Among my cab drivers were an African, a Korean, a Greek, a Middle-easterner and a Caribbean islander. Representatives of most of the world’s nations were among the victims of the World Trade Center attack. It was a crime against humanity, against the perpetrators’ own people and religion as much as against Americans.

The faces of tourists in museums, of policemen directing traffic, of men in hard hats carrying lunch boxes on their way to work, of the throngs in the subway, of the dog walkers and window washers  none suggested someone deserving to be loathed or killed. In the wake of the disaster, New Yorkers represent Americans at their best.

In his “A History of the American People,” the great contemporary historian Paul Johnson makes an arresting assertion: “The creation of the United States of America is the greatest of all human adventures. It is still the first, best hope for the human race.”

Johnson dedicates his illuminating book to “the people of America  strong, outspoken, intense in their convictions, sometimes wrong-headed but always generous and brave, with a passion for justice no nation has ever matched.”

How can those words be squared with those of American critics of America who see their country as the incarnation of evil, its flag as a banner of genocide and terror, of the 9-11 terrorists as courageous, of the attack as retribution for America’s sins?

Johnson is no mindless cheerleader for America. “All nations are born in war, conquest and crime, usually concealed by the obscurity of the past,” he writes. The history of the United States, its sins and failures, are recorded “in full blaze” for all to see. Where criticism is due, he’s objective and harsh.

It would be hard to imagine a more a striking contrast to Johnson’s even-handed spirit of inquiry than Noam Chomsky ‘s response to the Twin Towers attack. His recently published “9-11” is a strident, knee-jerk diatribe against the U.S.
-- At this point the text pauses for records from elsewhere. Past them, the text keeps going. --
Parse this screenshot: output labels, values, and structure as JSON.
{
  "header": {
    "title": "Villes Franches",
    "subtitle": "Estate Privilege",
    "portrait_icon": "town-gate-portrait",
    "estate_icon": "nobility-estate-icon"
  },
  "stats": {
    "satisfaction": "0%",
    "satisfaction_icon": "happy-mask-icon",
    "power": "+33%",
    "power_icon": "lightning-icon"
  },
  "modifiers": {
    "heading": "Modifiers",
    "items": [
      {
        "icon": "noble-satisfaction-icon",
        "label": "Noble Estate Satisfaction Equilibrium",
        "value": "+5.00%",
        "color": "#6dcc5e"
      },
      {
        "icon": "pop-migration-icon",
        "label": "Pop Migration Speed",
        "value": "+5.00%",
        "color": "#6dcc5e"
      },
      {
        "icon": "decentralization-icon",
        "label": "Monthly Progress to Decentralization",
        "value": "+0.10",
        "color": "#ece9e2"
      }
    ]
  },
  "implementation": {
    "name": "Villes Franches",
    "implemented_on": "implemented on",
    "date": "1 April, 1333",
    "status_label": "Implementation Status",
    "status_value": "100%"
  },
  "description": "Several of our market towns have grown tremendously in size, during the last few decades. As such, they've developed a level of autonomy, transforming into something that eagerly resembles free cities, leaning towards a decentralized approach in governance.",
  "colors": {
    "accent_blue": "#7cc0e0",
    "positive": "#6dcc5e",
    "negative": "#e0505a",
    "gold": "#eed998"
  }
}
“During the past several hundred years the U.S. annihilated the indigenous population (millions of people), conquered half of Mexico  and, in the past half century particularly, extended its resort to force throughout much of the world. The number of victims is colossal.”

Much of the world regards the U.S. as the leading terrorist state, “with good reason,” writes Chomsky.

The implication is that the United States is uniquely war-loving and that, in 9-11, it got what it deserved.

Where in his hierarchy of virtue does Chomsky locate the murderers of journalist Daniel Pearl, the cultures which subjugate women and con adolescents into becoming suicide bombers with promises of heavenly rewards, the mothers who rejoice in the dismemberment of their sons and daughters, the oil-rich despots who send the parents cash rewards, the rabid mobs who exult in the death of Jews?

Chomsky’s polemic represents the most contemptible kind of demonization and intellectual dishonesty. What does he make of the cosmopolitan cast members of the 9-11 television documentaries, the countless pilgrims who’ve come to America to seek freedom and a stake in life? Or of the shot of firemen’s helmets in a 9-11 trash bin?

What society can Chomsky hold up that is more open, more capable of learning, improving, atoning than ours?

Paul Johnson makes no bones about our dispossession of Native Americans and enslavement of Africans. They are structural contradictions to the ideals of individual rights and freedoms hammered out in our Declaration of Independence.

Has the United States “expiated its organic sins?” he asks. “Can ideals and altruism  the desire to build a perfect community  be mixed successfully with acquisitiveness and ambition, without which no dynamic society can be built at all?”

It’s a question we’ll forever be asking ourselves. How can we best use our power and prosperity for our own and the welfare of the world? We could do no better than to ensure for all people the promises of life, liberty and the pursuit of happiness. Who could ask for anything more?


 George Gurley, who lives in rural Baldwin, writes a regular column for the Journal-World.